Bereits am Sonntag waren Kurzstreckenraketen und in der Nacht Raketen des Typs Shahab-2 erprobt worden. Nach Angaben des Brigadegenerals der Revolutionsgarden, Hossein Salami, lagen die Ziele zwischen etwa 300 und 700 Kilometer entfernt. Die Erprobung sei erfolgreich gewesen. Die Shahab-3-Tests seien der dritte und letzte Teil der Serie.

Kein Zusammenhang mit Atomanlage
Ein Sprecher des Teheraner Außenministeriums betonte unterdessen, dass es keinerlei Zusammenhang zwischen den Raketentests und dem Bau einer zweiten Anlage zur Urananreicherung gebe. Es handle es sich um ganz übliche jährliche Tests im Rahmen eines Manövers zur Überprüfung der Verteidigungsfähigkeit des Landes.

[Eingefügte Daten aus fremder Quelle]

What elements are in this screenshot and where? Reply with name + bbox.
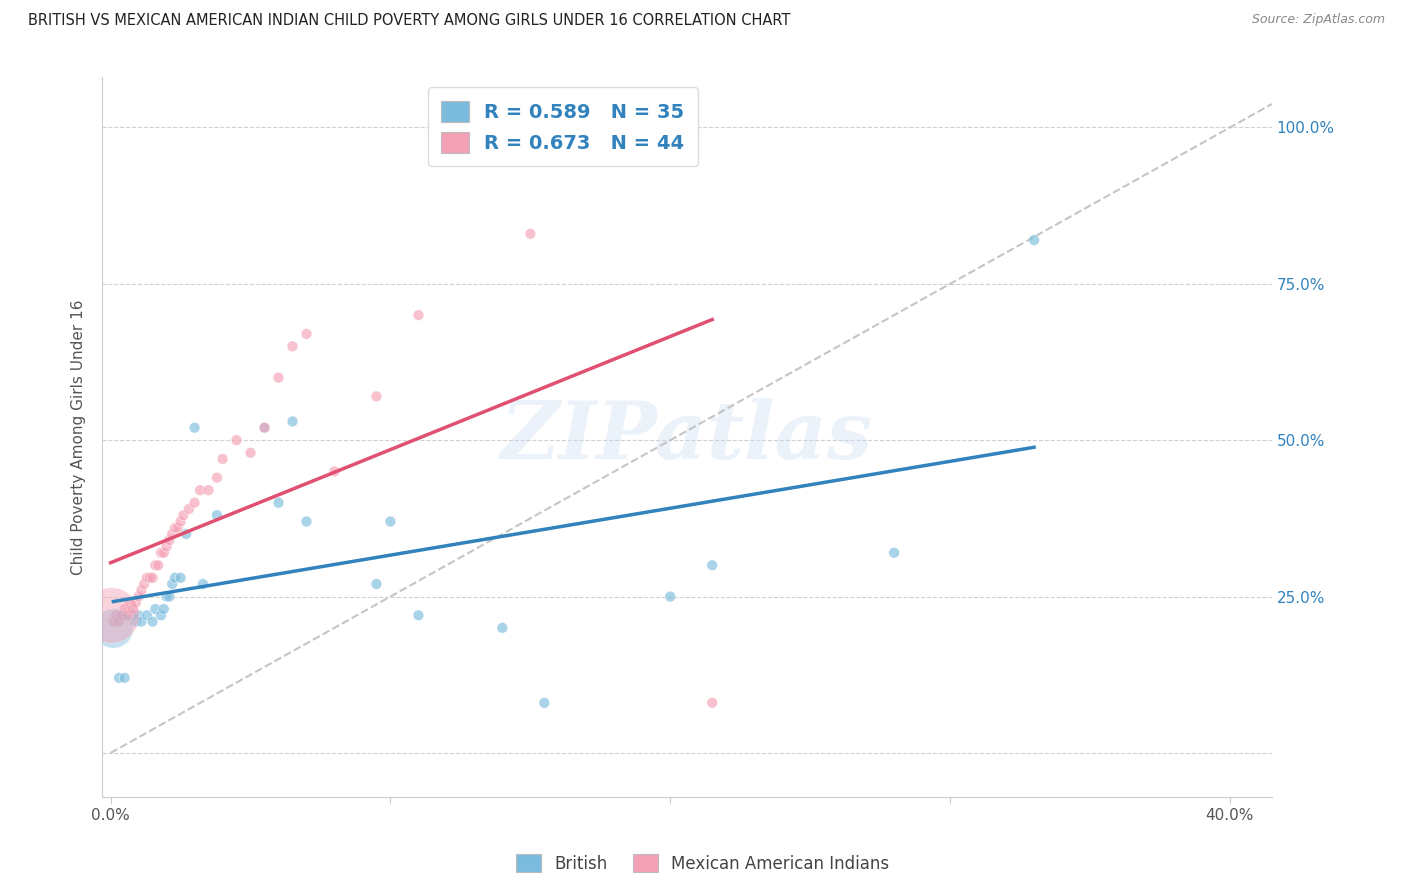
Point bbox=[152, 602, 174, 616]
Point bbox=[166, 521, 188, 535]
Point bbox=[105, 608, 128, 623]
Point bbox=[114, 602, 136, 616]
Point bbox=[100, 608, 122, 623]
Point bbox=[149, 608, 172, 623]
Point bbox=[122, 608, 145, 623]
Point bbox=[408, 608, 430, 623]
Point bbox=[142, 571, 165, 585]
Point bbox=[145, 558, 167, 573]
Point bbox=[380, 515, 402, 529]
Point bbox=[125, 615, 148, 629]
Point bbox=[103, 621, 125, 635]
Point bbox=[122, 602, 145, 616]
Text: ZIPatlas: ZIPatlas bbox=[501, 399, 873, 475]
Point bbox=[366, 389, 388, 403]
Point bbox=[519, 227, 541, 241]
Point bbox=[136, 571, 159, 585]
Point bbox=[281, 339, 304, 353]
Point bbox=[117, 608, 139, 623]
Point bbox=[152, 546, 174, 560]
Point bbox=[111, 608, 134, 623]
Point bbox=[183, 420, 205, 434]
Point bbox=[145, 602, 167, 616]
Point bbox=[160, 577, 183, 591]
Point bbox=[174, 527, 197, 541]
Point bbox=[281, 414, 304, 428]
Point bbox=[114, 671, 136, 685]
Point bbox=[169, 515, 191, 529]
Point bbox=[131, 583, 153, 598]
Point bbox=[128, 590, 150, 604]
Point bbox=[157, 533, 180, 548]
Point bbox=[142, 615, 165, 629]
Point bbox=[131, 615, 153, 629]
Text: Source: ZipAtlas.com: Source: ZipAtlas.com bbox=[1251, 13, 1385, 27]
Point bbox=[191, 577, 214, 591]
Point bbox=[169, 571, 191, 585]
Point bbox=[134, 577, 156, 591]
Point bbox=[103, 615, 125, 629]
Point bbox=[702, 558, 724, 573]
Point bbox=[120, 596, 142, 610]
Point bbox=[659, 590, 682, 604]
Point bbox=[157, 590, 180, 604]
Point bbox=[225, 433, 247, 447]
Point bbox=[160, 527, 183, 541]
Point bbox=[205, 508, 228, 523]
Point bbox=[163, 521, 186, 535]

Russische Militärs haben unterdessen vor einer zunehmenden Gefahr durch iranische Raketen gewarnt. "Diese Entwicklung, die wir uns früher nicht vorstellen konnten, läuft sehr aktiv", sagte Generalmajor Wladimir Dworkin am Montag nach Angaben der Agentur Interfax in Moskau. Der an der Moskauer Akademie der Wissenschaften beschäftigte Dworkin sagte, nach russischen Informationen forsche der Iran mit Hochdruck an Raketen mit bis zu 5.500 Kilometern Reichweite. "Es ist sehr naiv anzunehmen, dass der Iran sich solche Technologien nicht aneignen könnte."

Treffen des Weltsicherheitsrats
An diesem Donnerstag (1. Oktober) treffen sich die fünf ständigen Vertreter des Weltsicherheitsrats sowie Deutschlands mit dem Iran in Genf. Im Streit um das Atomprogramm der Führung in Teheran schließt auch Russland neuerdings eine härtere Gangart gegen das islamische Land nicht aus.